Она села к пюпитру и начала писать. Алкуин, надевая шерстяной плащ, наблюдал за ней.
– Если в мое отсутствие ты захочешь повидать Хооса, обратись в служке и покажи ему это кольцо. – Алкуин дал ей скромное бронзовое колечко. – Он тебя проводит. Я вернусь через пару часов и проверю, как твои успехи. Тебе нравится суп?
– Да, очень.
– Скажи на кухне, чтобы тебе приготовили ужин. – Он ушел и оставил ее наедине с текстом.
Алкуин объяснил, что распорядок дня в монастыре подчинен церковным службам, которые происходят каждые три часа. День начинается на рассвете с примы, и после завтрака монахи расходятся по работам. В девять служат терцию, и именно этот час будет началом ее трудового дня. В двенадцать, сразу после обеда, все собираются на сексту, в три часа – на нону, в шесть – на вечерню, в девять, после ужина, бывает последняя служба. Окончание ее работы будет зависеть от того, сколько листов она переписала за день.

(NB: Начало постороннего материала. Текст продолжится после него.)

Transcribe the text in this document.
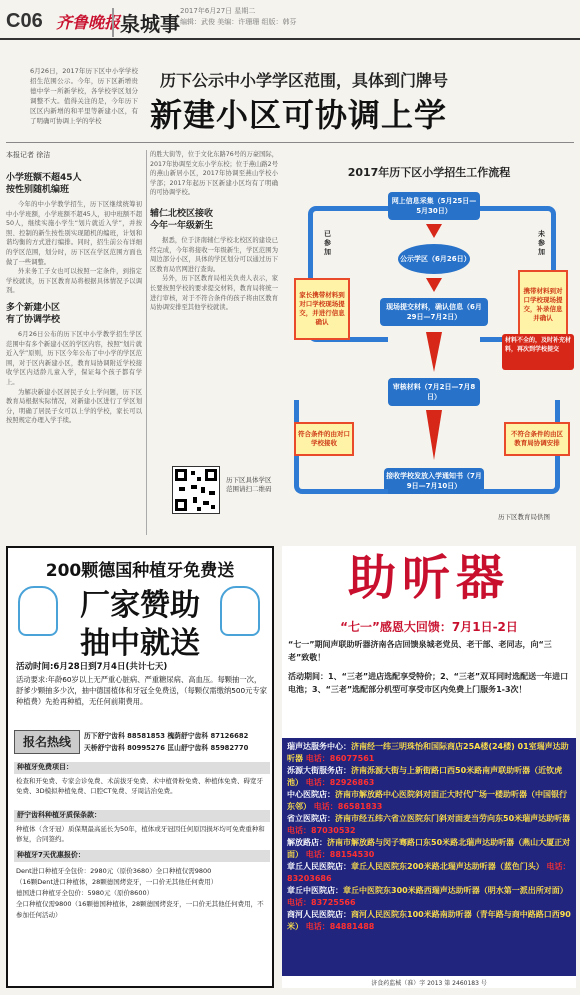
C06 齐鲁晚报 泉城事
2017年6月27日 星期二
编辑：武俊 美编：许珊珊 组版：韩芬
6月26日，2017年历下区中小学学校招生范围公示。今年，历下区新增贵德中学一所新学校，各学校学区划分调整不大。值得关注的是，今年历下区区内新增的和平里等新建小区，有了明确可协调上学的学校
历下公示中小学学区范围，具体到门牌号
新建小区可协调上学
本报记者 徐洁
小学班额不超45人
按性别随机编班
今年的中小学教学招生，历下区继续统筹初中小学班额，小学班额不超45人，初中班额不超50人，继续实施小学生“划片就近入学”，并按照、控制的新生按性别实现随机的编班，计划和谐均衡的方式进行编排。同时，招生前公布详细的学区范围，划分时，历下区在学区范围方面也做了一些调整。
外来务工子女也可以按照一定条件，到指定学校就读，历下区教育局将根据具体情况予以调剂。
多个新建小区
有了协调学校
6月26日公布的历下区中小学教学招生学区范围中有多个新建小区的学区内容，按照“划片就近入学”原则，历下区今年公布了中小学的学区范围，对于区内新建小区，教育局协调附近学校接收学区内适龄儿童入学，保证每个孩子都有学上。
为解决新建小区居民子女上学问题，历下区教育局根据实际情况，对新建小区进行了学区划分，明确了居民子女可以上学的学校，家长可以按照规定办理入学手续。
的胜大街等，位于文化东路76号的万豪国际，2017年协调至文东小学东校；位于燕山路2号的燕山新居小区，2017年协调至燕山学校小学部；2017年起历下区新建小区均有了明确的可协调学校。
辅仁北校区接收
今年一年级新生
据悉，位于济南辅仁学校北校区的建设已经完成，今年将接收一年级新生，学区范围为周边部分小区，具体的学区划分可以通过历下区教育局官网进行查询。
另外，历下区教育局相关负责人表示，家长要按照学校的要求提交材料，教育局将统一进行审核，对于不符合条件的孩子将由区教育局协调安排至其他学校就读。
历下区具体学区范围请扫二维码
2017年历下区小学招生工作流程
网上信息采集（5月25日—5月30日）
公示学区（6月26日）
现场提交材料，确认信息（6月29日—7月2日）
审核材料（7月2日—7月8日）
接收学校发放入学通知书（7月9日—7月10日）
已参加
未参加
家长携带材料到对口学校现场提交，并进行信息确认
携带材料到对口学校现场提交，补录信息并确认
材料不全的，及时补充材料，再次到学校提交
符合条件的由对口学校接收
不符合条件的由区教育局协调安排
历下区教育局供图
200颗德国种植牙免费送
厂家赞助
抽中就送
活动时间:6月28日到7月4日(共计七天)
活动要求:年龄60岁以上无严重心脏病、严重糖尿病、高血压。每颗抽一次，舒爹少颗抽多少次，抽中德国植体和牙冠全免费送，（每颗仅需缴纳500元专家种植费）先抢再种植，无任何前期费用。
报名热线	历下舒宁齿科 88581853 槐荫舒宁齿科 87126682
天桥舒宁齿科 80995276 匡山舒宁齿科 85982770
种植牙免费项目：
检查和开免费、专家会诊免费、术前拔牙免费、术中植骨粉免费、种植体免费、碍宽牙免费、3D模拟种植免费、口腔CT免费、牙周洁治免费。
舒宁齿科种植牙质保条款：
种植体（含牙冠）质保期最高延长为50年，植体或牙冠因任何原因损坏均可免费重种和修复，合同签约。
种植牙7天优惠报价：
Dent进口种植牙全包价：2980元（原价3680）全口种植仅需9800
（16颗Dent进口种植体，28颗德国烤瓷牙，一口价无其他任何费用）
德国进口种植牙全包价：5980元（原价8600）
全口种植仅需9800（16颗德国种植体，28颗德国烤瓷牙，一口价无其他任何费用，不参加任何活动）
助听器
“七一”感恩大回馈：7月1日-2日
“七一”期间声联助听器济南各店回馈泉城老党员、老干部、老同志，向“三老”致敬！
活动期间：1、“三老”进店选配享受特价；2、“三老”双耳同时选配送一年进口电池；3、“三老”选配部分机型可享受市区内免费上门服务1-3次！
瑞声达服务中心：济南经一纬三明珠怡和国际商店25A楼(24楼) 01室瑞声达助听器 电话：86077561
泺源大街服务店：济南泺源大街与上新街路口西50米路南声联助听器（近钦虎池） 电话：82926863
中心医院店：济南市解放路中心医院斜对面正大时代广场一楼助听器（中国银行东邻） 电话：86581833
省立医院店：济南市经五纬六省立医院东门斜对面麦当劳向东50米瑞声达助听器 电话：87030532
解放路店：济南市解放路与闵子骞路口东50米路北瑞声达助听器（燕山大厦正对面） 电话：88154530
章丘人民医院店：章丘人民医院东200米路北瑞声达助听器（蓝色门头） 电话：83203686
章丘中医院店：章丘中医院东300米路西瑞声达助听器（明水第一派出所对面） 电话：83725566
商河人民医院店：商河人民医院东100米路南助听器（青年路与商中路路口西90米） 电话：84881488
济食药监械（准）字 2013 第 2460183 号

Тереза обмакнула перо в чернильницу, перекрестилась и начала писать, вкладывая душу в каждую букву. Она старалась точно копировать все линии, наклон, расположение, размер… И когда страница наполнилась прекрасными значками, которые сложились в слова, а слова – в исполненные глубокого смысла строки, она вспомнила отца, вдохновлявшего ее на достижение благородных целей. Ей стало грустно и захотелось оказаться рядом с ним, но она прогнала печаль и продолжила свою работу со всем усердием, на какое была способна.
12
«Haec studia adulescenciam alunt, senectutem oblectant, se-
– Нет, нет и еще раз нет! – в раздражении воскликнул Алкуин, обращаясь к молодому человеку, которого епископ дал ему в помощники. – Прошло уже три дня, а ты все еще не научился! Сколько раз тебе повторять, что перо нужно держать перпендикулярно пергаменту, иначе ничего не получится!
Послушник опустил голову, пробормотав какое-то извинение. За сегодняшний день он уже второй раз получал нагоняй.
– И вот еще, смотри. Нужно писать не «haec», а «hæc», и не «praebent», а «рræbent», парень! «Præbent»! Кто, ты думаешь, разберет эту… тарабарщину? Ну ладно, – заключил он, – закончим на сегодня. Уже пора ужинать, мы оба устали, продолжим в понедельник. Ты отдохнешь, сосредоточишься, я успокоюсь, тогда и вернемся к этому.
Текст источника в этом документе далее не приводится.